Growing global outbreaks of the Delta strain have shaken markets but the ASX 200 (ASX: XJO) was able to overcome an initial fall of over 1.2% to finish just 0.5% lower.

  • Energy and materials were once again the hardest hit with both falling over 1%, albeit with mixed results between companies.

    Oil Search Ltd (ASX: OSH) gained 6.3% after revealing the worst-kept secret that Santos Ltd (ASX: STO) had made an offer to merge with the company.

    The offer valued OSH at around $4.25 per share with existing shareholders to own 37% of the combined entity.
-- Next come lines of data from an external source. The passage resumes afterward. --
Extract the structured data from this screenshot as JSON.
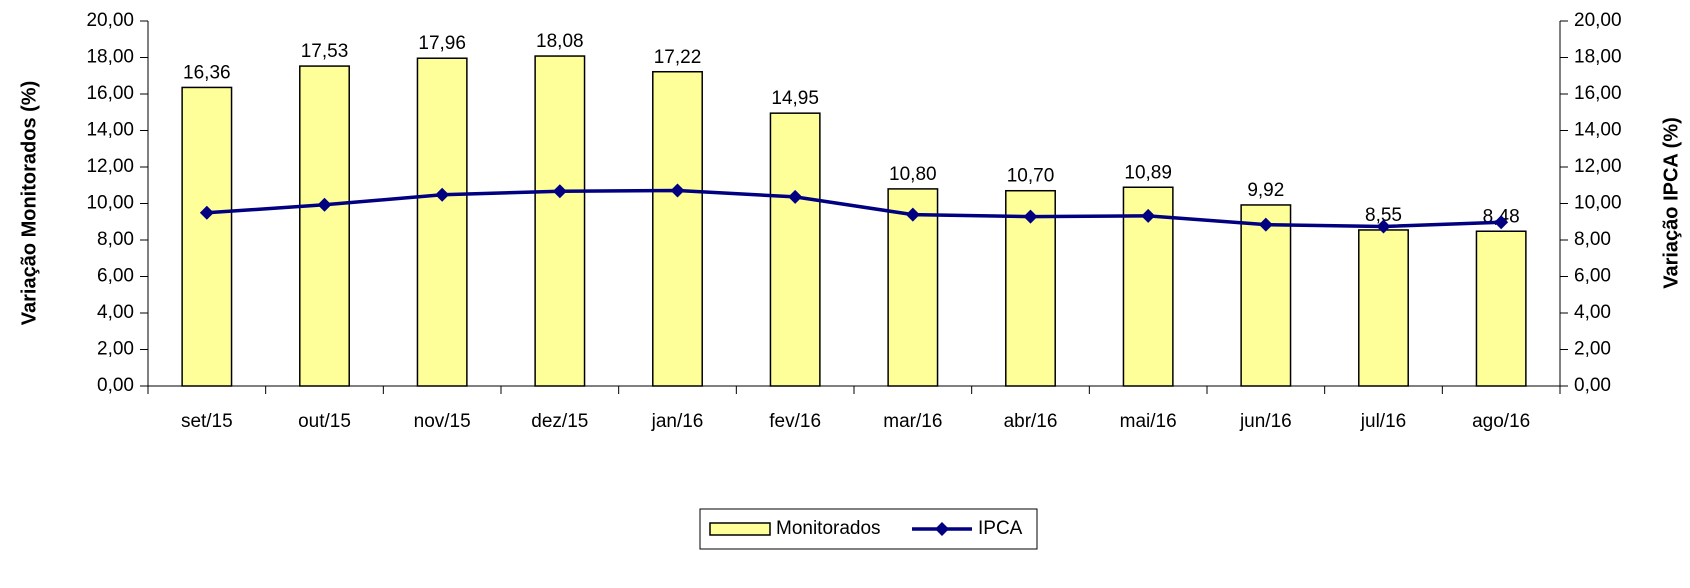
{
  "chart_data": {
    "type": "bar_line",
    "y_label": "Variação Monitorados (%)",
    "y2_label": "Variação IPCA (%)",
    "categories": [
      "set/15",
      "out/15",
      "nov/15",
      "dez/15",
      "jan/16",
      "fev/16",
      "mar/16",
      "abr/16",
      "mai/16",
      "jun/16",
      "jul/16",
      "ago/16"
    ],
    "series": [
      {
        "name": "Monitorados",
        "type": "bar",
        "color": "#ffff99",
        "values": [
          16.36,
          17.53,
          17.96,
          18.08,
          17.22,
          14.95,
          10.8,
          10.7,
          10.89,
          9.92,
          8.55,
          8.48
        ],
        "value_labels": [
          "16,36",
          "17,53",
          "17,96",
          "18,08",
          "17,22",
          "14,95",
          "10,80",
          "10,70",
          "10,89",
          "9,92",
          "8,55",
          "8,48"
        ]
      },
      {
        "name": "IPCA",
        "type": "line",
        "axis": "y2",
        "color": "#000080",
        "values": [
          9.49,
          9.93,
          10.48,
          10.67,
          10.71,
          10.36,
          9.39,
          9.28,
          9.32,
          8.84,
          8.74,
          8.97
        ]
      }
    ],
    "ylim": [
      0,
      20
    ],
    "yticks": [
      {
        "value": 0,
        "label": "0,00"
      },
      {
        "value": 2,
        "label": "2,00"
      },
      {
        "value": 4,
        "label": "4,00"
      },
      {
        "value": 6,
        "label": "6,00"
      },
      {
        "value": 8,
        "label": "8,00"
      },
      {
        "value": 10,
        "label": "10,00"
      },
      {
        "value": 12,
        "label": "12,00"
      },
      {
        "value": 14,
        "label": "14,00"
      },
      {
        "value": 16,
        "label": "16,00"
      },
      {
        "value": 18,
        "label": "18,00"
      },
      {
        "value": 20,
        "label": "20,00"
      }
    ],
    "y2lim": [
      0,
      20
    ],
    "y2ticks": [
      {
        "value": 0,
        "label": "0,00"
      },
      {
        "value": 2,
        "label": "2,00"
      },
      {
        "value": 4,
        "label": "4,00"
      },
      {
        "value": 6,
        "label": "6,00"
      },
      {
        "value": 8,
        "label": "8,00"
      },
      {
        "value": 10,
        "label": "10,00"
      },
      {
        "value": 12,
        "label": "12,00"
      },
      {
        "value": 14,
        "label": "14,00"
      },
      {
        "value": 16,
        "label": "16,00"
      },
      {
        "value": 18,
        "label": "18,00"
      },
      {
        "value": 20,
        "label": "20,00"
      }
    ],
    "legend": "bottom"
  }
}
Management welcomed the offer but suggested it didn’t quite represent fair value.

    We suggest traders keep an eye on this one, however, Australian commodity companies don’t have a great track record in mergers.

    Sticking with mining, BHP Group Ltd (ASX: BHP) fell 2.5% despite reporting record exports and quarterly production of 72.8 million tonnes of iron ore.
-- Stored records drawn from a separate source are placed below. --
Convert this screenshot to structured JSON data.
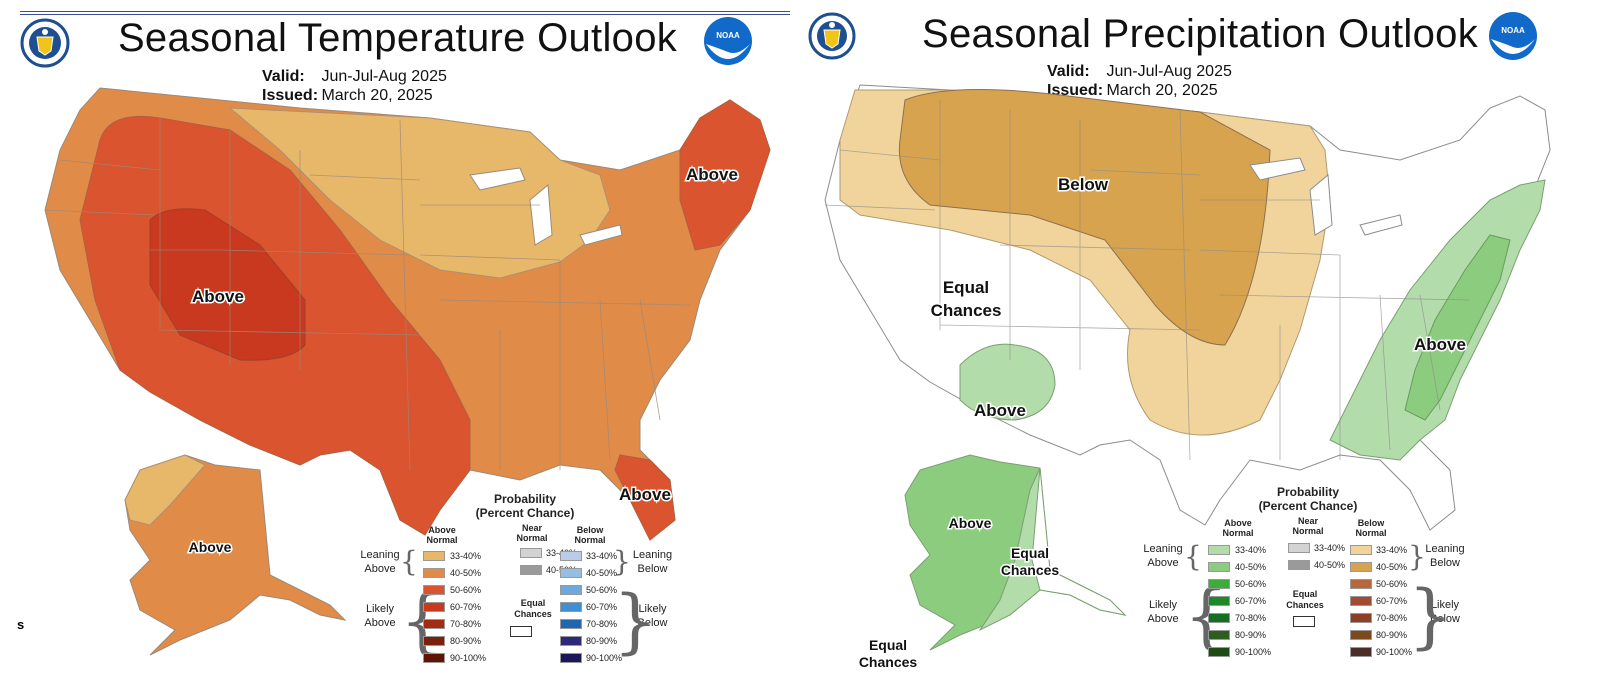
{
  "temperature": {
    "title": "Seasonal Temperature Outlook",
    "valid_label": "Valid:",
    "valid_value": "Jun-Jul-Aug 2025",
    "issued_label": "Issued:",
    "issued_value": "March 20, 2025",
    "region_labels": [
      "Above",
      "Above",
      "Above",
      "Above",
      "Above"
    ],
    "corner_text": "s"
  },
  "precipitation": {
    "title": "Seasonal Precipitation Outlook",
    "valid_label": "Valid:",
    "valid_value": "Jun-Jul-Aug 2025",
    "issued_label": "Issued:",
    "issued_value": "March 20, 2025",
    "region_labels": [
      "Below",
      "Equal",
      "Chances",
      "Above",
      "Above",
      "Above",
      "Equal",
      "Chances",
      "Equal",
      "Chances"
    ]
  },
  "legend": {
    "title_line1": "Probability",
    "title_line2": "(Percent Chance)",
    "col_above": [
      "Above",
      "Normal"
    ],
    "col_near": [
      "Near",
      "Normal"
    ],
    "col_below": [
      "Below",
      "Normal"
    ],
    "leaning_above": [
      "Leaning",
      "Above"
    ],
    "likely_above": [
      "Likely",
      "Above"
    ],
    "leaning_below": [
      "Leaning",
      "Below"
    ],
    "likely_below": [
      "Likely",
      "Below"
    ],
    "equal_chances": [
      "Equal",
      "Chances"
    ],
    "ranges": [
      "33-40%",
      "40-50%",
      "50-60%",
      "60-70%",
      "70-80%",
      "80-90%",
      "90-100%"
    ],
    "near_ranges": [
      "33-40%",
      "40-50%"
    ]
  },
  "colors": {
    "temp_above": [
      "#e8b86a",
      "#e08b48",
      "#d9542f",
      "#c8391f",
      "#a32b12",
      "#7e1f0d",
      "#5e1506"
    ],
    "temp_below": [
      "#b9cde8",
      "#98bde3",
      "#6fa8dc",
      "#3f8fd4",
      "#1f65b0",
      "#2b2a78",
      "#1c1759"
    ],
    "near": [
      "#d3d3d3",
      "#9a9a9a"
    ],
    "precip_above": [
      "#b3dcab",
      "#8ccc7e",
      "#3aad3a",
      "#1d8a2a",
      "#127020",
      "#2d5e20",
      "#1e4a14"
    ],
    "precip_below": [
      "#f1d49b",
      "#d8a34e",
      "#b8683a",
      "#a04b32",
      "#8e3f27",
      "#7a4a1d",
      "#4b2e28"
    ]
  }
}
    This represents 9% growth on the previous quarter, the reverse of key competitor Rio Tinto, with management confirming unit cost forecasts of US$13-14 per tonne remains on target.

    Online sales boom for JBH, Ramsay’s offer rejected, Hub 24 delivers record inflows

    Electronics and white goods retailer JB Hi-Fi Limited (ASX: JBH) jumped 3.7% after announcing a 68% increase in financial year profit to $506 million.

    Management reported ‘strong sales momentum’ with revenue up 12.6% to $8.9 billion for the year and earnings increased 54% to $743 million.

    Interestingly, online sales jumped 78% but remain at just 12% of total sales despite the pandemic, suggesting more margin improvement and growth may still be possible.

    Counsel for the Royal Commission into Crown Resorts Ltd (ASX: CWN) predictably recommended their license be withdrawn once again sending the share price lower, down 2.6%.

    The real advice comes in a month’s time when the recommendation is handed down.

    Investment platform Hub24 Ltd (ASX: HUB) continued its recent record run, adding another $3.9 billion in quarterly inflows, taking assets under administration to $41.4 billion, supported by a number of recent acquisitions. HUB shares fell 2.4% on the news.

    Ramsay Health Care Limited (ASX: RHC) had been rebutted on its takeover offer for Spire Healthcare in the UK, with shareholders rejecting the $3.9 billion bid despite both board and major shareholder support.

    Buy the dip, US markets rally, Netflix misses, housing starts jump

    The time-tested strategy of ‘buying the dip’ has paid off once again for day traders with US markets staging a strong recovery, the Dow Jones up 1.5% and both the S&P 500 and Nasdaq moving 1.6% higher overnight.

    The strength comes despite growing warnings of the pandemic worsening as global cases numbers and deaths begin to increase once again.

    The smaller companies Russell 2000 index was a key beneficiary, jumping 3%, as housing starts were confirmed to have jumped 6.3% in June.

    Everything from cruise liner Carnival Corp (NYSE: CCL) airlines, including United Airlines Holdings Inc (NYSE: UAL), were both up over 6%.

    Netflix Inc (NYSE: NFLX) on the other hand missed expectations in the fourth quarter, adding just 1.75 million subscribers, well below the 1.54 million expected.

    Revenue was slightly ahead of expectations, US$7.34 billion, with price increases a key contributor; NFLX shares will fall on the miss.